超広角カメラとナイトモードの追加が目玉機能ですが、iPhone 11のカメラアプリには他にもたくさんの機能が追加されています。簡単に見てみましょう。

  • 新しいQuickTakeビデオモードでは、静止画モードでシャッターボタンを押し続けると、ボタンを押している間だけ素早くビデオを撮影できます。Appleがステージ上で披露しなかったのは、このボタンを右にスワイプするとビデオ録画が「ロック」され、指を離しても録画が継続される点です。また、シャッターボタンを左にスワイプすると、バーストモードで大量の写真を撮影できます。バースト機能は、以前はシャッターボタンを押し続けると起動する機能でした。(また、長年のAppleウォッチャーなら、QuickTakeという名前に見覚えがあるでしょう。
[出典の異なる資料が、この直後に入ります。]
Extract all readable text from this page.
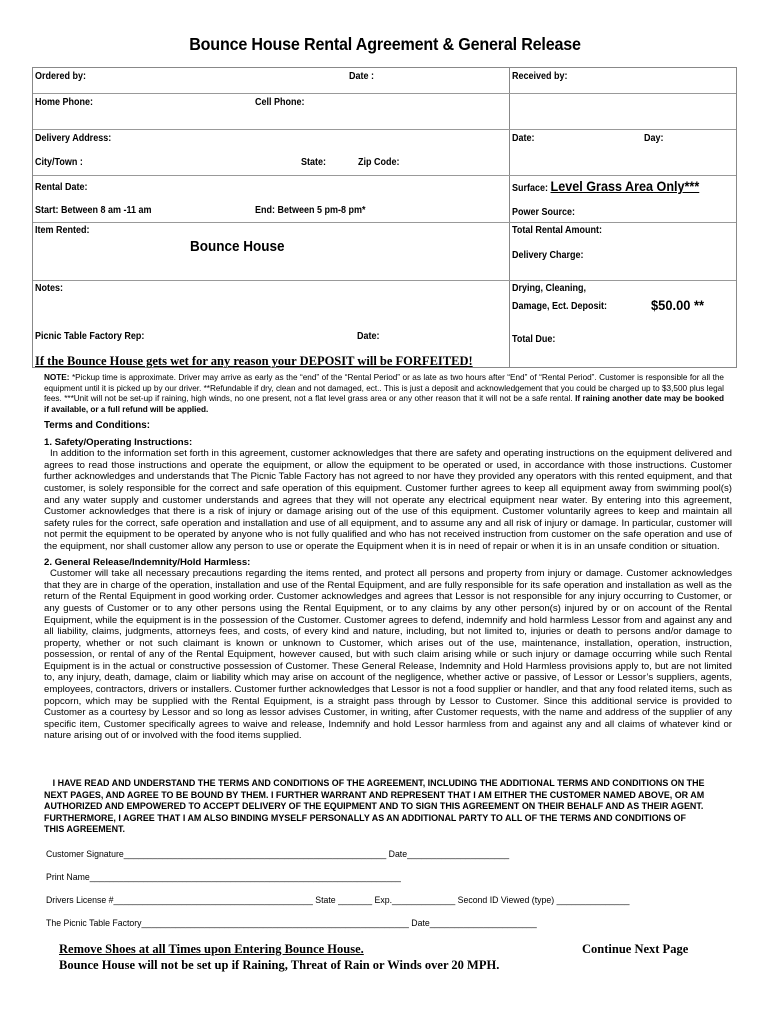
Bounce House Rental Agreement & General Release
Ordered by:	Date :	Received by:
Home Phone:	Cell Phone:
Delivery Address:	Date:	Day:
City/Town :	State:	Zip Code:
Rental Date:	Surface: Level Grass Area Only***
Start: Between 8 am -11 am	End: Between 5 pm-8 pm*	Power Source:
Item Rented:
Bounce House
Total Rental Amount:
Delivery Charge:
Notes:	Drying, Cleaning,
Damage, Ect. Deposit:	$50.00 **
Picnic Table Factory Rep:	Date:	Total Due:
If the Bounce House gets wet for any reason your DEPOSIT will be FORFEITED!
NOTE: *Pickup time is approximate. Driver may arrive as early as the “end” of the “Rental Period” or as late as two hours after “End” of “Rental Period”. Customer is responsible for all the equipment until it is picked up by our driver. **Refundable if dry, clean and not damaged, ect.. This is just a deposit and acknowledgement that you could be charged up to $3,500 plus legal fees. ***Unit will not be set-up if raining, high winds, no one present, not a flat level grass area or any other reason that it will not be a safe rental. If raining another date may be booked if available, or a full refund will be applied.
Terms and Conditions:
1. Safety/Operating Instructions:

In addition to the information set forth in this agreement, customer acknowledges that there are safety and operating instructions on the equipment delivered and agrees to read those instructions and operate the equipment, or allow the equipment to be operated or used, in accordance with those instructions. Customer further acknowledges and understands that The Picnic Table Factory has not agreed to nor have they provided any operators with this rented equipment, and that customer, is solely responsible for the correct and safe operation of this equipment. Customer further agrees to keep all equipment away from swimming pool(s) and any water supply and customer understands and agrees that they will not operate any electrical equipment near water. By entering into this agreement, Customer acknowledges that there is a risk of injury or damage arising out of the use of this equipment. Customer voluntarily agrees to keep and maintain all safety rules for the correct, safe operation and installation and use of all equipment, and to assume any and all risk of injury or damage. In particular, customer will not permit the equipment to be operated by anyone who is not fully qualified and who has not received instruction from customer on the safe operation and use of the equipment, nor shall customer allow any person to use or operate the Equipment when it is in need of repair or when it is in an unsafe condition or situation.

2. General Release/Indemnity/Hold Harmless:

Customer will take all necessary precautions regarding the items rented, and protect all persons and property from injury or damage. Customer acknowledges that they are in charge of the operation, installation and use of the Rental Equipment, and are fully responsible for its safe operation and installation as well as the return of the Rental Equipment in good working order. Customer acknowledges and agrees that Lessor is not responsible for any injury occurring to Customer, or any guests of Customer or to any other persons using the Rental Equipment, or to any claims by any other person(s) injured by or on account of the Rental Equipment, while the equipment is in the possession of the Customer. Customer agrees to defend, indemnify and hold harmless Lessor from and against any and all liability, claims, judgments, attorneys fees, and costs, of every kind and nature, including, but not limited to, injuries or death to persons and/or damage to property, whether or not such claimant is known or unknown to Customer, which arises out of the use, maintenance, installation, operation, instruction, possession, or rental of any of the Rental Equipment, however caused, but with such claim arising while or such injury or damage occurring while such Rental Equipment is in the actual or constructive possession of Customer. These General Release, Indemnity and Hold Harmless provisions apply to, but are not limited to, any injury, death, damage, claim or liability which may arise on account of the negligence, whether active or passive, of Lessor or Lessor’s suppliers, agents, employees, contractors, drivers or installers. Customer further acknowledges that Lessor is not a food supplier or handler, and that any food related items, such as popcorn, which may be supplied with the Rental Equipment, is a straight pass through by Lessor to Customer. Since this additional service is provided to Customer as a courtesy by Lessor and so long as lessor advises Customer, in writing, after Customer requests, with the name and address of the supplier of any specific item, Customer specifically agrees to waive and release, Indemnify and hold Lessor harmless from and against any and all claims of whatever kind or nature arising out of or involved with the food items supplied.

I HAVE READ AND UNDERSTAND THE TERMS AND CONDITIONS OF THE AGREEMENT, INCLUDING THE ADDITIONAL TERMS AND CONDITIONS ON THE NEXT PAGES, AND AGREE TO BE BOUND BY THEM. I FURTHER WARRANT AND REPRESENT THAT I AM EITHER THE CUSTOMER NAMED ABOVE, OR AM AUTHORIZED AND EMPOWERED TO ACCEPT DELIVERY OF THE EQUIPMENT AND TO SIGN THIS AGREEMENT ON THEIR BEHALF AND AS THEIR AGENT. FURTHERMORE, I AGREE THAT I AM ALSO BINDING MYSELF PERSONALLY AS AN ADDITIONAL PARTY TO ALL OF THE TERMS AND CONDITIONS OF THIS AGREEMENT.
Customer Signature______________________________________________________ Date_____________________
Print Name________________________________________________________________
Drivers License #_________________________________________ State _______ Exp._____________ Second ID Viewed (type) _______________
The Picnic Table Factory_______________________________________________________ Date______________________
Remove Shoes at all Times upon Entering Bounce House.	Continue Next Page
Bounce House will not be set up if Raining, Threat of Rain or Winds over 20 MPH.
iPhoneの機能になる前は、Appleの先駆的なデジタルカメラの名前でした。)

  • iPhone XRは機械学習を使って奥行きを推測し、ポートレートモードを模倣する必要がありましたが、後継機種のiPhone 11には2台目のカメラが搭載されています。つまり、2台のカメラ間の視差を利用して奥行きを検出することで、ついに本物のポートレートモードが実現可能になったのです。その結果、iPhone 11のポートレートモードは、犬や花など、人間以外の被写体にも対応できるようになりました。

iPhone 11のカメラアレイ ジェイソン・スネル

iPhone 11の2つ目のカメラは、「本物の」ポートレートモードを可能にする。

  • iPhone 11の新しいワイドスクリーンセルフィーカメラは、デフォルトで現行のiPhoneセルフィーカメラとほぼ同じようにトリミングされています。端末を横向きにするか、プレビュー画像の下部にあるズームボタンをタップすると、ワイドスクリーン画像全体が表示されます。どちらの方法でも、より多くの人をセルフィーに収めることができます。

iPhone 11 ワイドセルフィー ジェイソン・スネル

iPhone 11 Proでより広角にセルフィーを撮る。

最後に、全く新しい機能というわけではありませんが、カメラアプリへのこれらの追加機能の自然な使い心地について触れておきたいと思います。Appleは、膨大な数のプロセッサを駆使する機能を写真撮影システムに導入するために多大な努力を重ねてきました。そして同時に、その努力を、私たちが慣れ親しんだカメラインターフェースの背後に隠すようにも努めてきました。その結果、あちこちに新しいアイコンやボタンがいくつか追加されましたが、iPhone 11 Proを手に取ってすぐに写真を撮り始めても、特に大きな違いを感じることはありませんでした。

私に言わせれば、それは正しいアプローチです。Appleには最高のハードウェアとソフトウェアを使って写真を最高に仕上げてほしいとは思っていますが、そんなことは考えたくないんです。ただ良い写真を撮りたいだけなんです。一見すると、iPhone 11はその点で期待に応えてくれそうです。